Rainer Knecht. Foto: privat
Sinsheim/Zuzenhausen. (tk) Das Reizthema Jagd war für ihn immer etwas Kultiviertes, etwas Langsames, eine gesteigerte Form des Erlebens mit Respekt vor den Geschöpfen: Rainer Knecht hat als Leiter des Hegerings VI Steinsberg Mitte der 2000er-Jahre ein Stück Sinsheimer Jagdgeschichte geschrieben, indem er die Jagdkultur in den Mittelpunkt gestellt hat. Am Donnerstagmorgen ist Knecht im Alter von 74 Jahren nach kurzer Krankheit gestorben.
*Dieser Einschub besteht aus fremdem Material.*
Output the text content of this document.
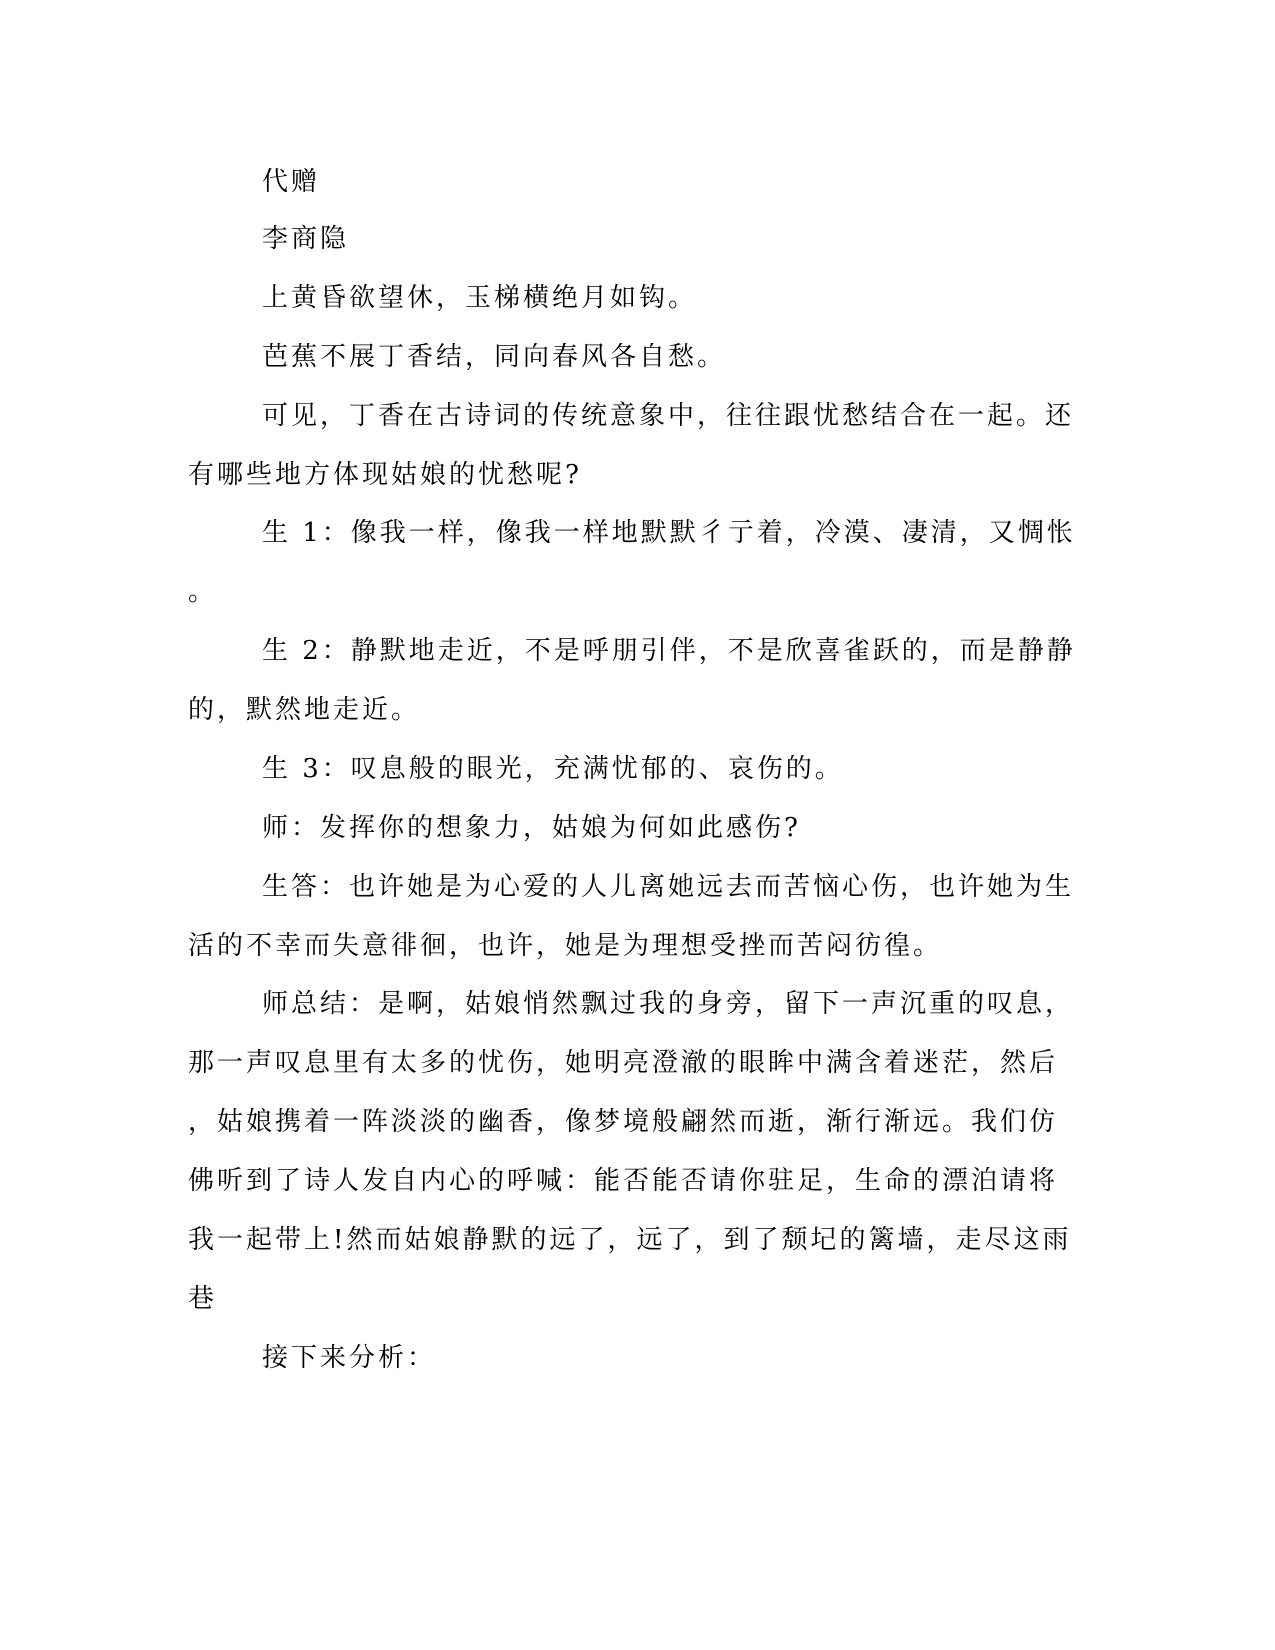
代赠
李商隐
上黄昏欲望休，玉梯横绝月如钩。
芭蕉不展丁香结，同向春风各自愁。
可见，丁香在古诗词的传统意象中，往往跟忧愁结合在一起。还
有哪些地方体现姑娘的忧愁呢?
生 1：像我一样，像我一样地默默彳亍着，冷漠、凄清，又惆怅
。
生 2：静默地走近，不是呼朋引伴，不是欣喜雀跃的，而是静静
的，默然地走近。
生 3：叹息般的眼光，充满忧郁的、哀伤的。
师：发挥你的想象力，姑娘为何如此感伤?
生答：也许她是为心爱的人儿离她远去而苦恼心伤，也许她为生
活的不幸而失意徘徊，也许，她是为理想受挫而苦闷彷徨。
师总结：是啊，姑娘悄然飘过我的身旁，留下一声沉重的叹息，
那一声叹息里有太多的忧伤，她明亮澄澈的眼眸中满含着迷茫，然后
，姑娘携着一阵淡淡的幽香，像梦境般翩然而逝，渐行渐远。我们仿
佛听到了诗人发自内心的呼喊：能否能否请你驻足，生命的漂泊请将
我一起带上!然而姑娘静默的远了，远了，到了颓圮的篱墙，走尽这雨
巷
接下来分析：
Die Jagd müsse sich öffnen und authentisch bleiben, war Knecht überzeugt. Die "Grüne Zunft" habe nichts zu verbergen, sondern Pfunde, mit der sie wuchern kann: ein anspruchsvolles Handwerk, ein reiches kulturelles Erbe, einen eindeutigen Naturschutzauftrag und die Erzeugung eines hochwertigen Lebensmittels. Das Erleben der Natur, der Jahreszeiten, der tierischen Wildnis und die Freude am Beutemachen waren für den Ästheten Knecht genauso untrennbar mit dem "Waidwerk" verbunden wie die Feste und Bräuche, von besinnlichen Hubertus-Messen im bunten Laub beim Klang der Hörner über Rehwild-Gehörnschauen an der "Grünen Wand" bis zum rustikalen Umtrunk auf der Hütte. Loden statt Gore-Tex und Ernst Jünger statt Bear Grylls. So war Rainer Knecht.
Dieses Bild von der Jagd haben der Sinsheimer und seine Mitstreiter in den frühen 2000er-Jahren im Kraichgau verbreitet und vorgelebt: Unvergessen ist die große Jagdfeier in der Stadthalle, bei der Hundeführer, Jagdhornbläser und Falkner aufmarschierten, ein Jagdmaler und ein Tierpräparator ihr Können zeigten – allesamt aus eigenen Reihen des Hegerings. Die Organisatoren um Knecht schafften es damals, mit Erich Marek einen der besten deutschen Tier- und Naturfotografen nach Sinsheim zu holen. Auch ein lebender Uhu und ein Steinadler waren bei der Feier zu sehen, Gäste konnten Wildspezialitäten kosten, Kinder Tiere streicheln. Gedanken Knechts zur Jagdkultur rundeten den Abend ab – ein Plädoyer für eine maßvolle, menschliche, sympathische Jagd.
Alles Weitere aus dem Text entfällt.